Ginger's talk addressed REEs in New Mexico, but she started off with an overview of known deposits worldwide, consideration of economic and political factors, and the challenges facing development of new mines. Her map of REE deposits in the U.S. showed an big concentration of deposits in New Mexico. She characterized these into half a dozen different types of deposits and regional geologic trends, including carbonatites, sills, plugs, and laccoliths and smaller dikes and plugs of phonolite, syenite, and other alkaline igneous rock, disseminated deposits in syenite, Cretaceous heavy mineral, beach-placer sandstone deposits, and marine phosphates. [Right, REE deposits in the Southwest. Credit, USGS]

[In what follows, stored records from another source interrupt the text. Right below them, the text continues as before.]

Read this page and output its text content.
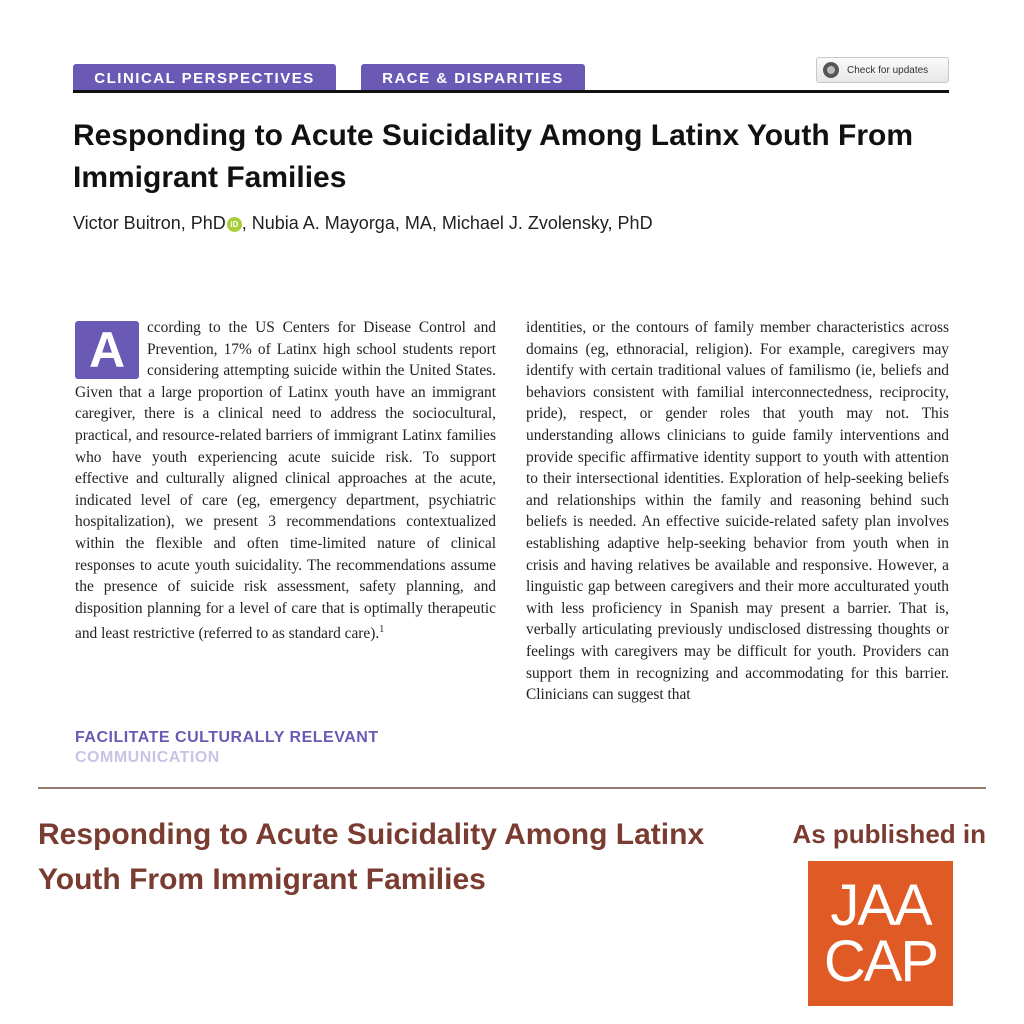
CLINICAL PERSPECTIVES	RACE & DISPARITIES	Check for updates
Responding to Acute Suicidality Among Latinx Youth From Immigrant Families
Victor Buitron, PhD iD , Nubia A. Mayorga, MA, Michael J. Zvolensky, PhD
A	ccording to the US Centers for Disease Control and Prevention, 17% of Latinx high school students report considering attempting suicide within the United States. Given that a large proportion of Latinx youth have an immigrant caregiver, there is a clinical need to address the sociocultural, practical, and resource-related barriers of immigrant Latinx families who have youth experiencing acute suicide risk. To support effective and culturally aligned clinical approaches at the acute, indicated level of care (eg, emergency department, psychiatric hospitalization), we present 3 recommendations contextualized within the flexible and often time-limited nature of clinical responses to acute youth suicidality. The recommendations assume the presence of suicide risk assessment, safety planning, and disposition planning for a level of care that is optimally therapeutic and least restrictive (referred to as standard care).$^1$
FACILITATE CULTURALLY RELEVANT
COMMUNICATION
identities, or the contours of family member characteristics across domains (eg, ethnoracial, religion). For example, caregivers may identify with certain traditional values of familismo (ie, beliefs and behaviors consistent with familial interconnectedness, reciprocity, pride), respect, or gender roles that youth may not. This understanding allows clinicians to guide family interventions and provide specific affirmative identity support to youth with attention to their intersectional identities. Exploration of help-seeking beliefs and relationships within the family and reasoning behind such beliefs is needed. An effective suicide-related safety plan involves establishing adaptive help-seeking behavior from youth when in crisis and having relatives be available and responsive. However, a linguistic gap between caregivers and their more acculturated youth with less proficiency in Spanish may present a barrier. That is, verbally articulating previously undisclosed distressing thoughts or feelings with caregivers may be difficult for youth. Providers can support them in recognizing and accommodating for this barrier. Clinicians can suggest that
Responding to Acute Suicidality Among Latinx Youth From Immigrant Families
As published in
JAA
CAP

As she spoke one question became obvious - couldn't there be similar deposits here?. We have many of the same types of rocks in Arizona, some part of the same belt as REE-bearing rocks in New Mexico. Well, before we had a chance to raise that question, Ginger made the point herself.
After her talk, I asked why there is such a big difference between the New Mexico and Arizona maps showing REEs. Her response was that she had led a state-wide REE assessment starting in the 1980s while Arizona has not done similar.
To emphasize that, Jim Briscoe reminded us that an announcement by Liberty Star Uranium & Metals Corp. (August 13, 2012) described the company's Hay Mountain block of their Tombstone project in Cochise County, which consists of 57 unpatented federal lode mining claims in addition to Arizona State land leases (Mineral Exploration Permits, “MEPs”). They state that their "land position covers geologically, geophysically, geochemically indicated completely covered porphyry copper- moly-silver-gold, and rare earth element (REE) mineral center."
"Liberty Star has recently discovered a large intrusion indicated by an aerially extensive low flight level magnetic survey under and partially exposed in and around the Tombstone caldera. Mineralization is clearly associated with this intrusive body."
Could Arizona have a lot more REEs than we think? It's a possibility.